I also didn’t want to see the face on the head a few cases over, which was turned away from me, but which boasted massive, curled horns. I didn’t want to look for the body that went with it, or the huge, barbed tail nearby, which was coiled like a rope but was as thick around as a man’s leg. And I definitely didn’t want to examine the plants in another case stretching up to the ceiling, which had green faces protruding from the stalks with thorn-like fangs.
I stared at them for a moment, because they should have looked absurd, like something out of an old science fiction movie. A prop rejected for being too crazy for any audience to believe and relegated to a corner of a warehouse somewhere.
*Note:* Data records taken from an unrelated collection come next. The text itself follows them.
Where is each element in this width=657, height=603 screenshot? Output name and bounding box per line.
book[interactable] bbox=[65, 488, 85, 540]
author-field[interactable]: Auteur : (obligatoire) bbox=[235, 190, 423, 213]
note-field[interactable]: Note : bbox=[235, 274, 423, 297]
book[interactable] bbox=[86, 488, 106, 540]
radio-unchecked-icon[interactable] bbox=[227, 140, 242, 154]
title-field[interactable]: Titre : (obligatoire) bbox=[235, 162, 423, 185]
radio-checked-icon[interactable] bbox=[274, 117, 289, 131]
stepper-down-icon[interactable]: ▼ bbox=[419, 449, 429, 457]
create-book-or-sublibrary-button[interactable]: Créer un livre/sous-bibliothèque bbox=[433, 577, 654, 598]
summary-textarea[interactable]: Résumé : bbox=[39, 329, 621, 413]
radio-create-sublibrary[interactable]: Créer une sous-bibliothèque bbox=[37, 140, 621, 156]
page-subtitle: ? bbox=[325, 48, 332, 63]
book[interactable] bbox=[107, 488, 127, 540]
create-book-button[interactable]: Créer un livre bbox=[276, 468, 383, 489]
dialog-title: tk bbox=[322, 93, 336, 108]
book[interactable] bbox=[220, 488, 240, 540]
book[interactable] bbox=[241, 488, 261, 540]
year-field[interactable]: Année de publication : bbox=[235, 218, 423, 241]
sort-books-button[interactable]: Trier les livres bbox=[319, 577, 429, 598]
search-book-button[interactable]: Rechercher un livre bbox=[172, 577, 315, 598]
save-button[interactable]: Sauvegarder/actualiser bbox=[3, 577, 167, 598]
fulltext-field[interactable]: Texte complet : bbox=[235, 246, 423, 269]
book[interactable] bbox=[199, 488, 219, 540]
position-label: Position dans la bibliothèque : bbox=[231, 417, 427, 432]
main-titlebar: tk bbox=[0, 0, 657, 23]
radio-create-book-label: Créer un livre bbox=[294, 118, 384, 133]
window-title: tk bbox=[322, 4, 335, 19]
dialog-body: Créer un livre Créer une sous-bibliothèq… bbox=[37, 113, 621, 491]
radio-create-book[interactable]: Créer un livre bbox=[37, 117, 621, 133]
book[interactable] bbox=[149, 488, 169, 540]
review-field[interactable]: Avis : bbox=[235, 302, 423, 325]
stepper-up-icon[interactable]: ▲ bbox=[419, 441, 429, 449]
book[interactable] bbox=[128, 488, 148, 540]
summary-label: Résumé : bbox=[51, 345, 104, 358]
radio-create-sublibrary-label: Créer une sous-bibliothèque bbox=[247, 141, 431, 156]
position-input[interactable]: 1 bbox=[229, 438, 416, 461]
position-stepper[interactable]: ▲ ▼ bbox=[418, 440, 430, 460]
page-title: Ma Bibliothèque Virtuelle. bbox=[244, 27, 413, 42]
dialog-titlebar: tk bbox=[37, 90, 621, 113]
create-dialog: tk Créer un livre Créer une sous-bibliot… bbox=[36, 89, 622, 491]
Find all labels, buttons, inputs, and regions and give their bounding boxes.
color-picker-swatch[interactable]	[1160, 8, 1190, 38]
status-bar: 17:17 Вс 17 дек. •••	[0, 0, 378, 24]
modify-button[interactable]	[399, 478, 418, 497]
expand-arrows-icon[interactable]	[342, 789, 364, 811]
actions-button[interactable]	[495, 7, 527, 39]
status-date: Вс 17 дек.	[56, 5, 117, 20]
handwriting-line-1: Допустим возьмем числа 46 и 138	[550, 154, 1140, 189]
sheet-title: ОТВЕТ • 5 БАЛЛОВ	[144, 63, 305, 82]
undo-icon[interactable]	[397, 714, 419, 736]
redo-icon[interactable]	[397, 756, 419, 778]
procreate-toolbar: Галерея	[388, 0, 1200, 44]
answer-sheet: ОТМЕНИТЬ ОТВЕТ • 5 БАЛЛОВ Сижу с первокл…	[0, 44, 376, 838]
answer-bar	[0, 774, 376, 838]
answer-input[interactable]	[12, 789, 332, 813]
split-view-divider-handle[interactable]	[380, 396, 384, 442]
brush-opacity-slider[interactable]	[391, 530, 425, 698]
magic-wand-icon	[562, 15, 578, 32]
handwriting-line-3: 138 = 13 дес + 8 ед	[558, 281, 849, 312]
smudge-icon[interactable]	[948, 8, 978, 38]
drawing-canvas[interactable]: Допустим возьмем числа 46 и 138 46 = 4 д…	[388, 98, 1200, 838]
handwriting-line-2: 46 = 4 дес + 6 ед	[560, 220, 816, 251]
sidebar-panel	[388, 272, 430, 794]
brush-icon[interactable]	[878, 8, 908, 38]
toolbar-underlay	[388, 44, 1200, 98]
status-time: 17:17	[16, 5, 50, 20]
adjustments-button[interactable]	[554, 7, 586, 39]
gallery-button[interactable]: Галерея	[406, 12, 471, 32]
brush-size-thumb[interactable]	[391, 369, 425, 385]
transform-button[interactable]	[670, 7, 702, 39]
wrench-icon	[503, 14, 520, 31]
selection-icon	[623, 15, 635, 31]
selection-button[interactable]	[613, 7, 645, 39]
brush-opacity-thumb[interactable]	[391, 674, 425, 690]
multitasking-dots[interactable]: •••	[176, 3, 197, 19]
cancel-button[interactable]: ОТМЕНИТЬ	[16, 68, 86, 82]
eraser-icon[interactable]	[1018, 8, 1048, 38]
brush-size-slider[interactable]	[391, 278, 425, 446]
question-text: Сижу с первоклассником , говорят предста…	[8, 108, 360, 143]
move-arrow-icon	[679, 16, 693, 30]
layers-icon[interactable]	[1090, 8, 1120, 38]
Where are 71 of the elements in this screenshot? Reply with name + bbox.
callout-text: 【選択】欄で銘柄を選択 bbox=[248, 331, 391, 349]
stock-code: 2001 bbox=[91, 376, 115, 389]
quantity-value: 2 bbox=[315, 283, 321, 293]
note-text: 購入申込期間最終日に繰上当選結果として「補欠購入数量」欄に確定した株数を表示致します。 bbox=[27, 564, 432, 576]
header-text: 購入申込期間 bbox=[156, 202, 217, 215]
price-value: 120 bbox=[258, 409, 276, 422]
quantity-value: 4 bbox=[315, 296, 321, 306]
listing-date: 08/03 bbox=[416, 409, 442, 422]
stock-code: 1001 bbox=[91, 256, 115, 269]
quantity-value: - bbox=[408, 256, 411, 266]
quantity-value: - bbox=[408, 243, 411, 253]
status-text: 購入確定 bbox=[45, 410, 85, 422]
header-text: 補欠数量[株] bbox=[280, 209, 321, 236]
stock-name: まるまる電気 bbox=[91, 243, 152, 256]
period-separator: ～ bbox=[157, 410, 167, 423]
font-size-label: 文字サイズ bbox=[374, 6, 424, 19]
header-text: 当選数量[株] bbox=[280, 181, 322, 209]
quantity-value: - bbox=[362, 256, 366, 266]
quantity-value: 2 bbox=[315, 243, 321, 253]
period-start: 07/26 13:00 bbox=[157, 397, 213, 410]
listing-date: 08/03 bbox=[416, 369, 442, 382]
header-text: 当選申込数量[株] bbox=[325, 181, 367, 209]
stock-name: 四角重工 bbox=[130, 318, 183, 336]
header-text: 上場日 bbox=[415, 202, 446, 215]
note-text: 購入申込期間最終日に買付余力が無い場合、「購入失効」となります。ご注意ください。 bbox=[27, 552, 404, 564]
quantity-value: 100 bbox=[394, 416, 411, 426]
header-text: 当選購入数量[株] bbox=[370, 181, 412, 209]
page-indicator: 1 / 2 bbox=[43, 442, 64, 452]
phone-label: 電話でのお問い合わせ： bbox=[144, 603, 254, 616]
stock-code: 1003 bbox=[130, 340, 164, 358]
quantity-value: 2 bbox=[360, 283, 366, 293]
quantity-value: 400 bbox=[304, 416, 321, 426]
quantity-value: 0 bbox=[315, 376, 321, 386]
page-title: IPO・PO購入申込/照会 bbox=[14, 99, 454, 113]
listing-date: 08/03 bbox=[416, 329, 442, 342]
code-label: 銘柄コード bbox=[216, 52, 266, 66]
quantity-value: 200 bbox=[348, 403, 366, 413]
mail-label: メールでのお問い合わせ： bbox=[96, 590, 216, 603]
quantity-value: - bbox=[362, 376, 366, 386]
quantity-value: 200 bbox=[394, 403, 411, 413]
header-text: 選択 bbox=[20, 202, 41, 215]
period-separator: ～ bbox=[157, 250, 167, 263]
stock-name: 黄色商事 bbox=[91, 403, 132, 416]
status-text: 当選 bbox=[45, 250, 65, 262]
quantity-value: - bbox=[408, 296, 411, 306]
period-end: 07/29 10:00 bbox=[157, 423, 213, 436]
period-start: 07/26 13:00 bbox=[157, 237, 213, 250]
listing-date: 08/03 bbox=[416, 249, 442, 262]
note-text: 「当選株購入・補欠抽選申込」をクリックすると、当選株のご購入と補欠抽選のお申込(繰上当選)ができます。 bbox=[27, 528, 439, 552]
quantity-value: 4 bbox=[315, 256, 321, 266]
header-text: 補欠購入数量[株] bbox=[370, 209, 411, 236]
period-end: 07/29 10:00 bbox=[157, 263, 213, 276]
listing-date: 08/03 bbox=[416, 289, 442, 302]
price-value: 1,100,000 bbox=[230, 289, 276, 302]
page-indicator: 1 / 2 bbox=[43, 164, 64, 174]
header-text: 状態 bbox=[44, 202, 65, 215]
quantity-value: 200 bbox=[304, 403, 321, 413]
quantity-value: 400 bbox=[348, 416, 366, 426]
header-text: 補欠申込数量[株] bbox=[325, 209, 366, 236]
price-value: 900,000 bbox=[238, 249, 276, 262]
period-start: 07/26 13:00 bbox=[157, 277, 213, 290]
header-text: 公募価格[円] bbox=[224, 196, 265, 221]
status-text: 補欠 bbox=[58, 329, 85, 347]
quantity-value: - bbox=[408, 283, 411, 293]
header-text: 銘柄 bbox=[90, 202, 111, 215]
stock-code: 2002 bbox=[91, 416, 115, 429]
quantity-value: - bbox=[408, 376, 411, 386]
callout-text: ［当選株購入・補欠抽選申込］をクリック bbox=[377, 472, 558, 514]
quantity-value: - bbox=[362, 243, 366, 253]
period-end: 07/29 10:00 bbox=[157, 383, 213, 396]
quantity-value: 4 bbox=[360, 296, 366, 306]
But maybe because of the day I’d had, which would stretch even a war mage’s imagination, they completely freaked me out, not least because the fangs had gnawed through parts of their stalks, like a person chewing on their lips out of anguish.
Or someone desperately trying to commit suicide.
Juice from the wounds had seeped down the stems like blood, thick and viscous, along with hanging pieces of “flesh.” And it had all been preserved by whatever stasis field was at work behind the glass. Leaving the strange massacre frozen in time, unlike my rising panic.
I moved in the direction of the only door I could see, limping a little from my bad ankle, but limping fast. The door was on the other side of the room, which left me floundering through the trophy section, knocking my head on the very hard edges of suspended cases and setting them swinging. Or barking my shins on the floor mounted kind, which were almost transparent except for their gruesome contents, making them hard to see with vision that kept graying out.